The value of dense rubrics lies in the "multiplicative difficulty": for a 20-criterion task, a small failure probability on each multiplied across all criteria leads to a low "perfect task" rate. This creates a continuous gradient between partially and fully correct answers, providing a richer reward landscape for RL than binary signals.

Highlights & Insights¶

"Evaluation as Training" Double Dividend: The same expert rubrics serve as both high-validity evaluation instruments and data-efficient RL rewards.
Asymmetric Three-Category Reward Function: A concise formula encodes "Must-have / Bonus / Trap-avoidance" into RLVR, providing a template for other rubric-based RL efforts.
Construct Validity: The critique of IFEval (using the "comma avoidance" example) powerfully illustrates the limitations of programmatic evaluation.
Agentic Capability Hierarchy: Decomposing agentic tasks into 5 levels (tool use to common-sense reasoning) provides a structure for designing localized RL feedback.

Limitations & Future Work¶

Single Seed and Single-turn: Instruction-following results use a single training seed; variance was not quantified. The dataset is single-turn, meaning multi-turn benefits are inferred rather than controlled.
High Expert Cost: Drafting 10–40 atomic criteria and performing iterative calibration is human-intensive, representing a bottleneck for scaling.
Judge Dependency: Reward quality is bound by LLM-judge performance.

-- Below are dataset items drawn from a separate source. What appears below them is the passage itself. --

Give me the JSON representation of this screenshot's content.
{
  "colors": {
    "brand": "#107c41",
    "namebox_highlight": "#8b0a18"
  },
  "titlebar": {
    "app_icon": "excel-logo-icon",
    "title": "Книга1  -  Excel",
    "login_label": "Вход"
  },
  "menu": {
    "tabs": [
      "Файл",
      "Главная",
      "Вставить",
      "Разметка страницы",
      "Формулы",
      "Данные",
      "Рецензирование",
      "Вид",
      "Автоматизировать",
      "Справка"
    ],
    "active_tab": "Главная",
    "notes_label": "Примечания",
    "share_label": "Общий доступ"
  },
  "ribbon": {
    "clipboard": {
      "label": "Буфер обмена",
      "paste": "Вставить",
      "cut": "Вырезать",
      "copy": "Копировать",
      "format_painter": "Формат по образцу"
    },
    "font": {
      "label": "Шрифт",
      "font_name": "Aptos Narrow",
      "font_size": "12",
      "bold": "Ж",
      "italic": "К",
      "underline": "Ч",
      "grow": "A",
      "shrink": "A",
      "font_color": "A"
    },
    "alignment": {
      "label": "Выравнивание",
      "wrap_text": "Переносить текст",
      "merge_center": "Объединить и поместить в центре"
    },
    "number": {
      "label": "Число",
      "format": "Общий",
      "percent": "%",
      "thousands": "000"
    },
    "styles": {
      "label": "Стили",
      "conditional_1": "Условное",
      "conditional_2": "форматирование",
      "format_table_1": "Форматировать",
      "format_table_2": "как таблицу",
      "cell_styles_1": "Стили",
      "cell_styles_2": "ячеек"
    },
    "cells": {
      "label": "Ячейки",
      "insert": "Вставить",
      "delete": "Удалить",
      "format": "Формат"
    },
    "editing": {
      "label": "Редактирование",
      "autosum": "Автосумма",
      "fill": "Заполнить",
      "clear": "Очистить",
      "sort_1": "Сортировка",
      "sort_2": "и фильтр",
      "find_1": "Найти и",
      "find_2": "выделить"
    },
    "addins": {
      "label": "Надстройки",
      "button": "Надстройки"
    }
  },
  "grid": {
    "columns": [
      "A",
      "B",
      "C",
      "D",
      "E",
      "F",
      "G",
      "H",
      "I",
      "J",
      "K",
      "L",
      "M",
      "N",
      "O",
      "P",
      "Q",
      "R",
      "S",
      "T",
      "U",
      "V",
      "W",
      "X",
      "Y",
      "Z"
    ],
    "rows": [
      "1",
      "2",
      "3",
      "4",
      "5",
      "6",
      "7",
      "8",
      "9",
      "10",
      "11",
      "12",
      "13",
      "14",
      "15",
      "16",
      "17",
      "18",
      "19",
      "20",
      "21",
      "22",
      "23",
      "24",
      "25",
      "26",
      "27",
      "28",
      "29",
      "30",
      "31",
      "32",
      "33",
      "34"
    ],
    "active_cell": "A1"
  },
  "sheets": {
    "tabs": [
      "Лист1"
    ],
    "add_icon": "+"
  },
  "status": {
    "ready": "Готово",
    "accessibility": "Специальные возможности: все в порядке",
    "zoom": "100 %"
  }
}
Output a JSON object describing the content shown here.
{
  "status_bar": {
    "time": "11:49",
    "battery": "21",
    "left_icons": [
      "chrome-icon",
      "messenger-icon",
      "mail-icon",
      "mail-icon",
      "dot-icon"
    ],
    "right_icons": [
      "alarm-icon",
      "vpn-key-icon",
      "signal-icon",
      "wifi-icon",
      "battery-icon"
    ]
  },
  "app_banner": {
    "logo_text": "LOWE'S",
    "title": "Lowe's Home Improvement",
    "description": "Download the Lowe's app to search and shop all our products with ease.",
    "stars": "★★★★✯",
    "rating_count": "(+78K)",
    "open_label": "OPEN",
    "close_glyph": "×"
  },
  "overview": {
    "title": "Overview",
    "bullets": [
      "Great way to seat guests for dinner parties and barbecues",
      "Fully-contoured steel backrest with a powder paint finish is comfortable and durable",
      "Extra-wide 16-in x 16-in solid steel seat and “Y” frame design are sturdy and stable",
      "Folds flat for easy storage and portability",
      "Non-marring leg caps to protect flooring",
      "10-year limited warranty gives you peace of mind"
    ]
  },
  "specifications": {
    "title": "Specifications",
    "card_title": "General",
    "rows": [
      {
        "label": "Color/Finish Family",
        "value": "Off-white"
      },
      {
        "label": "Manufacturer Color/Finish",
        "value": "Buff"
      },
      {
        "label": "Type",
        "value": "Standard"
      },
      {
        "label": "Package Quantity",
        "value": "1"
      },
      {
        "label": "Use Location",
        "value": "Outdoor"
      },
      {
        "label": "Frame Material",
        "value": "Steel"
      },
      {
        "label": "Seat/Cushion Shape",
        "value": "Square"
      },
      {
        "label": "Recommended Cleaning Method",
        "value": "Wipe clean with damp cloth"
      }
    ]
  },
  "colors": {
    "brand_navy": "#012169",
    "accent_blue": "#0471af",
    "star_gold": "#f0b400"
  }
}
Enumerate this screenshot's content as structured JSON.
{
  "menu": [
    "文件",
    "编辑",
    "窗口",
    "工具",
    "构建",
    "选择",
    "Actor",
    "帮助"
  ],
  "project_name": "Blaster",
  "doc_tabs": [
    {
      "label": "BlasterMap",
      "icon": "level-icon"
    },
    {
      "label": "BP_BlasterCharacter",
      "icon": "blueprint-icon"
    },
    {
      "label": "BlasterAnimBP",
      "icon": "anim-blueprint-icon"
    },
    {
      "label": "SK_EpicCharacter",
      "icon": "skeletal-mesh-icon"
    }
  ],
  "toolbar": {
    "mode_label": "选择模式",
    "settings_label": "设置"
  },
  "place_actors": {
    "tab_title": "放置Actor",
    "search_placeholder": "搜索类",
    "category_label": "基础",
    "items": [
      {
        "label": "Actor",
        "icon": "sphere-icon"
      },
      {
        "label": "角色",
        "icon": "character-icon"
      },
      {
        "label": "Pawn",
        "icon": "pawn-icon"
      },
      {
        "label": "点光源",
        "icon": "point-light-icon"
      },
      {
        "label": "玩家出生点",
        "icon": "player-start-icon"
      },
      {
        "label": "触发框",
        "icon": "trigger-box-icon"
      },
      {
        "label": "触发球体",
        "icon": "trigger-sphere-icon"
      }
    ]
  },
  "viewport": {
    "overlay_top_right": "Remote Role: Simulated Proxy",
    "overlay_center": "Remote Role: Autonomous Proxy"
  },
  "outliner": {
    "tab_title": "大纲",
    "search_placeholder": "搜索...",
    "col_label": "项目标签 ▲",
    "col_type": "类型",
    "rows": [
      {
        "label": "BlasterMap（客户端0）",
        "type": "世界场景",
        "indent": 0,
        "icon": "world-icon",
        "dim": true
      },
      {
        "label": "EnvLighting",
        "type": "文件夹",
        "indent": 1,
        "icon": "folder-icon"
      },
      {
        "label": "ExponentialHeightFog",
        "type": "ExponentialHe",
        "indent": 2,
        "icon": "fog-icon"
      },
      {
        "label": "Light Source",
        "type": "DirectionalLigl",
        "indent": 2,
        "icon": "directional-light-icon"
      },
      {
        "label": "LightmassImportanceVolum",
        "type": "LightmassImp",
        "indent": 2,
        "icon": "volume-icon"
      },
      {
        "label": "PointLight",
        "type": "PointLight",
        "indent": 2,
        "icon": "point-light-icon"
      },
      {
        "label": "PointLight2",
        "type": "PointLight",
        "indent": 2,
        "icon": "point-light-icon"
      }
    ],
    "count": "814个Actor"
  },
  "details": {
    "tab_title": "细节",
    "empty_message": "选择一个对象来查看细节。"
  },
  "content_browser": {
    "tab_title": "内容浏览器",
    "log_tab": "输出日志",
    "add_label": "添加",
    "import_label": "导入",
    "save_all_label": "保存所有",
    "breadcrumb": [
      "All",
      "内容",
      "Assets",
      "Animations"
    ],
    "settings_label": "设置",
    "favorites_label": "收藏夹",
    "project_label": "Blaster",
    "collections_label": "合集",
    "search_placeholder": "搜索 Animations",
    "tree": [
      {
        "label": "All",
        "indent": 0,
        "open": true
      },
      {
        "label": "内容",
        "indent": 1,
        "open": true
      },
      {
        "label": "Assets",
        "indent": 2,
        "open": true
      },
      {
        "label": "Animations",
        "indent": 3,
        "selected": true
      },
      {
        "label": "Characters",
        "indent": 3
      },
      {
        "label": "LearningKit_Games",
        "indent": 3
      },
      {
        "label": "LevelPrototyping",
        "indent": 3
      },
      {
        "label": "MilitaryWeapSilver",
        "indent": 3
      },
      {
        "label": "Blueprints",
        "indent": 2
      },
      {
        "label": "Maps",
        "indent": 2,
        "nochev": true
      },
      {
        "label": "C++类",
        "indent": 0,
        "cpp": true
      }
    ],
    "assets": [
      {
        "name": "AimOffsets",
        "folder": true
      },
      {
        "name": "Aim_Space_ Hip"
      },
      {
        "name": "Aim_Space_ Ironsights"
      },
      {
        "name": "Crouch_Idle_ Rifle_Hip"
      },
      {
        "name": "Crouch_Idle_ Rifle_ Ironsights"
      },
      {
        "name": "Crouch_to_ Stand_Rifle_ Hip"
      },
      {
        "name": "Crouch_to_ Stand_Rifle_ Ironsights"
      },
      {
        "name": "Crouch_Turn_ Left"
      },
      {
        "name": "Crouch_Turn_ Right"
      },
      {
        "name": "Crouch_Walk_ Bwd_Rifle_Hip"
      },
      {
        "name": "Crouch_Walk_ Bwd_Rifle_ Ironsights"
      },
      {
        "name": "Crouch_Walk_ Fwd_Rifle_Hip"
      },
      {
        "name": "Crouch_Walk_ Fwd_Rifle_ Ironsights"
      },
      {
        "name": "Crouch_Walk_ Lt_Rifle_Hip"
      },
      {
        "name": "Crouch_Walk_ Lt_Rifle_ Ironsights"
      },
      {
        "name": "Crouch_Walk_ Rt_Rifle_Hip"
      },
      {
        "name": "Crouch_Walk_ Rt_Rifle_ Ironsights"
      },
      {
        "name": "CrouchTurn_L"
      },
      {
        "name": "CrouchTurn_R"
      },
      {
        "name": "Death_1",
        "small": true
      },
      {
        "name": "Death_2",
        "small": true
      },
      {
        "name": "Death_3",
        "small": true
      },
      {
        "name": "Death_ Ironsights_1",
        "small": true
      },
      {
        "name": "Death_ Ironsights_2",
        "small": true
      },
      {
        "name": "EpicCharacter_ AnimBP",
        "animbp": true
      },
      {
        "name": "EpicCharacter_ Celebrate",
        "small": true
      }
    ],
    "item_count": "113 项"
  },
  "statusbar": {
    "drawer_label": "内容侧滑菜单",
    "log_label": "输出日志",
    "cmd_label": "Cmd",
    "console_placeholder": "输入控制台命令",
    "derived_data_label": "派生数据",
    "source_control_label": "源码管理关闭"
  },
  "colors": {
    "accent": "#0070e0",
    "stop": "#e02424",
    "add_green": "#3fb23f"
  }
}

While calibration helps, judge bias remains a potential source of noise.
Comparability Caveat: Comparisons with works like RIFL are indicative rather than strictly controlled due to differences in base models and pipelines.

vs IFEval / FollowBench / ComplexBench: This work prioritizes construct validity over programmatic automation by using expert rubrics.
vs AdvancedIF / HealthBench: While also using expert rubrics, this work is specifically designed for the dual-use of evaluation and RLVR training, emphasizing high constraint density.
vs RIFL / VerIF / ToolRL: Unlike methods relying on synthetic rubrics, this work argues that expert-written rubrics capture pragmatic intent that synthetic versions miss.
vs RubricRAG: While RubricRAG uses RAG to generate rubrics during inference to save costs, this work advocates for manual expert curation to ensure maximum intent fidelity.

Rating¶

Novelty: ⭐⭐⭐⭐ Systematic demonstration of the dual-use paradigm.
Experimental Thoroughness: ⭐⭐⭐⭐ Cross-domain validation and OOD transfer; however, lacks multi-seed variance quantification.
Writing Quality: ⭐⭐⭐⭐⭐ Excellent use of examples and clear reward function derivation.
Value: ⭐⭐⭐⭐⭐ Highly practical methodology and datasets for RLVR and frontier model evaluation.